On a walkway near the yard gate, Seraphine matched my pace without asking. White hair like snow at noon. Amethyst eyes calm and bright.

"Campus watches," she said. "Thrive carefully. Noise turns to knives."

"Change methods," I said. "I’ll help you fix damage. My offer stands."

She smiled the way people smile when they are a room of mirrors. "You do love conditions, Armand."

"I love results," I said.

She dipped her head and left before the conversation had a chance to turn into anything we would regret.

Back at the bench I checked the Moth again. Ten seconds. Down. No buzz. Hollow watched from the beam and clicked once, maybe approval, maybe jealousy. I ruffled the bone at the back of his neck. "You’re still the clever one," I said. He clicked again and pretended not to enjoy the lie.

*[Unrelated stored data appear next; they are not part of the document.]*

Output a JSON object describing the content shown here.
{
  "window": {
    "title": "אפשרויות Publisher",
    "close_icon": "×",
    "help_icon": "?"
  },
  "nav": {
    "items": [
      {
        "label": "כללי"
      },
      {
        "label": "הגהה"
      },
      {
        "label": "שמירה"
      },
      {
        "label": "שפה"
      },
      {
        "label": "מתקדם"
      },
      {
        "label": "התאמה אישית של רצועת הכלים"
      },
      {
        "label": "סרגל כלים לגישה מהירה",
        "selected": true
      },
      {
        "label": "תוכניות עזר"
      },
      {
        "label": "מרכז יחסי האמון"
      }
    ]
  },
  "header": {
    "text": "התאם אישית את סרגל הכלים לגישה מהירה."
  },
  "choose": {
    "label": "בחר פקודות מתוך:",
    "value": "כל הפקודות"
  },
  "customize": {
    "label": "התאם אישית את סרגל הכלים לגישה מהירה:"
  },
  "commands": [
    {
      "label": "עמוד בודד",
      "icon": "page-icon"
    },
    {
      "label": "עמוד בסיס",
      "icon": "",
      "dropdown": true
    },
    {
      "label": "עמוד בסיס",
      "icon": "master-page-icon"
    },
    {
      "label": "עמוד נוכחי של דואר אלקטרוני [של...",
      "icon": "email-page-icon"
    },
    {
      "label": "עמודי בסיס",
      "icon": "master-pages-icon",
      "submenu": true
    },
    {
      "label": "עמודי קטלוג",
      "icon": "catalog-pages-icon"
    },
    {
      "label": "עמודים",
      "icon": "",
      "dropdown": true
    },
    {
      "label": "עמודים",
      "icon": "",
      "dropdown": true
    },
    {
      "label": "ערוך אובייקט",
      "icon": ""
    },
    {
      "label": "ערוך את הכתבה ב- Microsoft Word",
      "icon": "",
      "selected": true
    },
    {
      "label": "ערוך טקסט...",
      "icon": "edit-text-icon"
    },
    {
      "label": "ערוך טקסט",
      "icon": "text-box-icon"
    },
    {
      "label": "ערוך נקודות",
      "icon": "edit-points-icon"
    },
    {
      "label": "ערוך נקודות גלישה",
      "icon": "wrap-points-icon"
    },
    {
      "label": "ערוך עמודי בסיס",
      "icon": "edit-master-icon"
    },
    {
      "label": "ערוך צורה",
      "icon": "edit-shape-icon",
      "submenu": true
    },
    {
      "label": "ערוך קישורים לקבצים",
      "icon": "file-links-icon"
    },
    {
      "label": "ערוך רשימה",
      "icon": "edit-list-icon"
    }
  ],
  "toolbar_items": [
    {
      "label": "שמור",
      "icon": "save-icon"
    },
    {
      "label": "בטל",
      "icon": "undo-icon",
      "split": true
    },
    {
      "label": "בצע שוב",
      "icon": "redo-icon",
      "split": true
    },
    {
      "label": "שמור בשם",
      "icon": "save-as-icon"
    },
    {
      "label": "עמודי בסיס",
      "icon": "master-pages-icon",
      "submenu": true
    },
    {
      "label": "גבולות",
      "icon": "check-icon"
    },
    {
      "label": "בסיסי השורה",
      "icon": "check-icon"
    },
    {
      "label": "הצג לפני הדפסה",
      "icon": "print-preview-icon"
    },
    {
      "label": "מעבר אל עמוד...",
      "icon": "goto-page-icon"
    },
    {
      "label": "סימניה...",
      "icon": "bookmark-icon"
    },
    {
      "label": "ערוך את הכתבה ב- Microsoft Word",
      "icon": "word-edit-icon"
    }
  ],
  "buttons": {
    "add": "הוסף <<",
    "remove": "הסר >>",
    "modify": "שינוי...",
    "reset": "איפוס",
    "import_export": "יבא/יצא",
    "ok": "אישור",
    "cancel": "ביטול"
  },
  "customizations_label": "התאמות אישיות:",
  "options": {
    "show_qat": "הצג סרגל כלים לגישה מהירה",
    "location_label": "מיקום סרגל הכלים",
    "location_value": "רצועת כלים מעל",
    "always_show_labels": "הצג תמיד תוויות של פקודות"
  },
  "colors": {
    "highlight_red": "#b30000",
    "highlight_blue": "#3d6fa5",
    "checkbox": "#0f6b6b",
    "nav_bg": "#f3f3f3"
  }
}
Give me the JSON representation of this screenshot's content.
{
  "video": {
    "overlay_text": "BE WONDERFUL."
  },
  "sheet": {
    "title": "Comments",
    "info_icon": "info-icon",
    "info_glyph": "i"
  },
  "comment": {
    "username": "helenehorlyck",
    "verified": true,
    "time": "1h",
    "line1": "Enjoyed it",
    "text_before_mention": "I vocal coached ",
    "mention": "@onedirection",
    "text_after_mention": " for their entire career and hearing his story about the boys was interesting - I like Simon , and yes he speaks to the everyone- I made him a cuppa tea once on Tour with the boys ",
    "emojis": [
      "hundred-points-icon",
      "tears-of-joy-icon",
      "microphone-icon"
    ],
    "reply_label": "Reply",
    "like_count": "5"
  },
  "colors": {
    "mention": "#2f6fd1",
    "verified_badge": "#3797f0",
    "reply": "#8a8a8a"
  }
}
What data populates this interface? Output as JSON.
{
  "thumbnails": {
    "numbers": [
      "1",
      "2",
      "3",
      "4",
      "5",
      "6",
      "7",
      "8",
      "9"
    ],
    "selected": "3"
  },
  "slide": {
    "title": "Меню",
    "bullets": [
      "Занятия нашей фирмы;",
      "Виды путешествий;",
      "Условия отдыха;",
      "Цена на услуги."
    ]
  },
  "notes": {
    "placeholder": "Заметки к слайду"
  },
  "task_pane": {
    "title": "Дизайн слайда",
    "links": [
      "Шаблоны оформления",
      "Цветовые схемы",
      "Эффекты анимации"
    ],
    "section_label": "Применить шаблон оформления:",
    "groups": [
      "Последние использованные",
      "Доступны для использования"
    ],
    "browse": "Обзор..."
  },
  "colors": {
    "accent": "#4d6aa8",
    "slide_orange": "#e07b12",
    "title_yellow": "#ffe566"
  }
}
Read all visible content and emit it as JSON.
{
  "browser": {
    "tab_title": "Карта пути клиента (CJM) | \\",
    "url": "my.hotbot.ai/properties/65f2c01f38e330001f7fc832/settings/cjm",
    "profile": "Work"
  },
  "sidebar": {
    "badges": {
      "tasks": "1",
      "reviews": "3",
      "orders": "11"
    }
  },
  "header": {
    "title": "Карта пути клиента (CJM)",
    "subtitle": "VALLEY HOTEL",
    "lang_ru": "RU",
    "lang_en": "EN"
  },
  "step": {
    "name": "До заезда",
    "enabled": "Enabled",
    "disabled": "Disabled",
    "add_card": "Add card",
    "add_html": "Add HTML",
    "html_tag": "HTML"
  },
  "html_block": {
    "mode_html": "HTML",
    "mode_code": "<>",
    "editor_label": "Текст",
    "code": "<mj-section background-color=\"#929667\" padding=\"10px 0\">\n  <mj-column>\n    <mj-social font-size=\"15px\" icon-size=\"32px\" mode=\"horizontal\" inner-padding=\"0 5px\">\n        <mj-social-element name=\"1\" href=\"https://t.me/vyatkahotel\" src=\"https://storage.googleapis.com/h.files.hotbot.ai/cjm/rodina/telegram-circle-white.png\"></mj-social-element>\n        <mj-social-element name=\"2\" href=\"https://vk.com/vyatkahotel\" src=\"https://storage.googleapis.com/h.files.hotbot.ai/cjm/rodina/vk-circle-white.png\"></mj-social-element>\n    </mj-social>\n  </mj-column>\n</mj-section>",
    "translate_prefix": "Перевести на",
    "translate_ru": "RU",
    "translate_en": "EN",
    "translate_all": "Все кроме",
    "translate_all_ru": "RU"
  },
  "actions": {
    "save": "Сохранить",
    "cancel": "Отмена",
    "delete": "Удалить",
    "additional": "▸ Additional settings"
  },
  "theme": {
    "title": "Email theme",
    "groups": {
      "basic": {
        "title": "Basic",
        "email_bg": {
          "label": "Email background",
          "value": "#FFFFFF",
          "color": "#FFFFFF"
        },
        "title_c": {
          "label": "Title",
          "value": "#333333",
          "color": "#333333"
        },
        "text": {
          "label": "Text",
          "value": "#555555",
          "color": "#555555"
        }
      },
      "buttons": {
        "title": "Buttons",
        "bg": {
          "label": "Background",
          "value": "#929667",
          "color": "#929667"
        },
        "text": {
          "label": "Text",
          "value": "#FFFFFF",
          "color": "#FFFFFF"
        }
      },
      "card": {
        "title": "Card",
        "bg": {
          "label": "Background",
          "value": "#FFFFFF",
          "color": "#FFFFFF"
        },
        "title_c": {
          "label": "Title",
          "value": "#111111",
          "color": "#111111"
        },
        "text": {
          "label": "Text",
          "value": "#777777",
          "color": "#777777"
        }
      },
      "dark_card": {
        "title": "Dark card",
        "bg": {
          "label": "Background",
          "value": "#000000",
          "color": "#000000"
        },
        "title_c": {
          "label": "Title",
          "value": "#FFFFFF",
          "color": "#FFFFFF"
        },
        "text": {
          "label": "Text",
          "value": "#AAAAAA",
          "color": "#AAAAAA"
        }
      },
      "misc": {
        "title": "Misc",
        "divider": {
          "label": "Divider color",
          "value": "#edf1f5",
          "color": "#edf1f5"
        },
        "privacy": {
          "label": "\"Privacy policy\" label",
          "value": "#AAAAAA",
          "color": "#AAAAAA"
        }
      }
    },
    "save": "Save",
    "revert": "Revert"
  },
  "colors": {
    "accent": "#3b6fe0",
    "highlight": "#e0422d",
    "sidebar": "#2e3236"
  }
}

I packed for the night sweep. Lantern. Sapper. Moth in a small tin lined with felt. Wedges. Two clean bags. Chalk. A short line. No flares. No lights that sing.

When I stepped out, Pierce’s notice was tacked to the board by the arch. I read the roster.

Cell One: Armand Valcrey. Lyra Faewyn. Mira Kade.

Cell Two: Cael Veyron. Ariadne Valcrey. Rhodes.

Float: Liora Anselm. Dorian Kest.

Under that, in Pierce’s tight hand: "Resin signature expected. Cold tools only."

I touched the tin with the Moth and felt the thread hum soft and ready.

The wind shifted over the ridge and carried a breath of iron-pine through the arch. It was faint and then gone. Like a hand brushing a sleeve in a crowd.

We would be under the spires again soon. The ducts would be narrow and mean. The work would be quiet. That was fine with me.

I walked toward the sheds to meet Lyra and Mira. The Lantern rode light in my palm. The Moth slept in its tin.

Night would not be quiet. But we would be ready to hear what it said.